Explain how the federal government tried to resolve the issue of slavery in the western territories during the 1850s.
The end of the Mexican War was both a blessing and a curse for the United States. The nation gained a great deal of new territory, but it could not decide whether or not this new land would be free or slave. Initially, David Wilmot proposed that the new land should be entirely free; of course, this was considered a dead letter in Congress and Southerners voted against this. There was also talk of extending the Compromise of 1820 dividing line between free and slave territory, but this would split California in half.

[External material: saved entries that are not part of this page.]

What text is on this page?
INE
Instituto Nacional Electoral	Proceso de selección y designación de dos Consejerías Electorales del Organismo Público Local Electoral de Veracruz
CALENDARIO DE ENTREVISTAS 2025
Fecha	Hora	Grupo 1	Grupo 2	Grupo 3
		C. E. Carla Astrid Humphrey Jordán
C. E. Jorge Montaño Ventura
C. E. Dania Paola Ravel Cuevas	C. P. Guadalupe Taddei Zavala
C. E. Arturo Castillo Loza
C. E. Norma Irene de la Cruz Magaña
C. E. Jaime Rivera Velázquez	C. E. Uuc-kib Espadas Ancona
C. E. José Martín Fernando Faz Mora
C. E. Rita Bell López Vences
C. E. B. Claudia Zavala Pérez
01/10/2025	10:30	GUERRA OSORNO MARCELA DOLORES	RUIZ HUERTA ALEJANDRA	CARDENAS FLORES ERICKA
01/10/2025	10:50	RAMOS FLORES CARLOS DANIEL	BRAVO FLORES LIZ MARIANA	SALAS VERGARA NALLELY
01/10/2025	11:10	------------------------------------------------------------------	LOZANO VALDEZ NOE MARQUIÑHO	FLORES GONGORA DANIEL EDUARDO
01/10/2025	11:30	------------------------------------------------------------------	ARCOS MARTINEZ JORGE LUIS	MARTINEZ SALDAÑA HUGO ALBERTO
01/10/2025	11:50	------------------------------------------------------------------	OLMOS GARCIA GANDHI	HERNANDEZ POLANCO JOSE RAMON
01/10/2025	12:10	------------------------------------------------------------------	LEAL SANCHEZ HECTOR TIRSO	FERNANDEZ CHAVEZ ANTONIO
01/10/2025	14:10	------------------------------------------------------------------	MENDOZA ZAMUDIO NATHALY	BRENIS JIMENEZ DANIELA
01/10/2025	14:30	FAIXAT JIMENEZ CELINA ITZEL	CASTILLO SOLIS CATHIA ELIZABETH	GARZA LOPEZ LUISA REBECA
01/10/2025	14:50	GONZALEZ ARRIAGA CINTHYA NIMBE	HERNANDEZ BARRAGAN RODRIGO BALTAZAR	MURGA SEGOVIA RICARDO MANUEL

The solution, the Compromise of 1850, came from Henry Clay. It was an omnibus bill, which meant that it had to be passed as a whole unit. The bill ensured that California would come in as a free state, New Mexico Territory could vote on whether or not to have slaves, the slave trade would be ended in Washington D.C., and the North would tighten the Fugitive Slave Law. The bill passed, but it really made no one happy. California was filled with miners and merchants, most of whom did not own slaves. New Mexico was too dry to support cotton without extensive irrigation, and slave owners in Washington could go to neighboring Virginia or Maryland to buy their slaves. The Fugitive Slave Law meant that more federal dollars would be used to bring fugitive slaves back to the South. There were problems with this, as slave catchers were paid a bounty for each slave returned, and there were instances of some free men being sold into slavery.
Another solution was Stephen Douglas's Kansas-Nebraska Act which allowed the people who lived in these territories the right to vote on whether or not they could own slaves. Kansas was soon filled by abolitionists and pro-slavery advocates, and a state of war existed there starting in 1858 as both sides tried to intimidate and kill each other.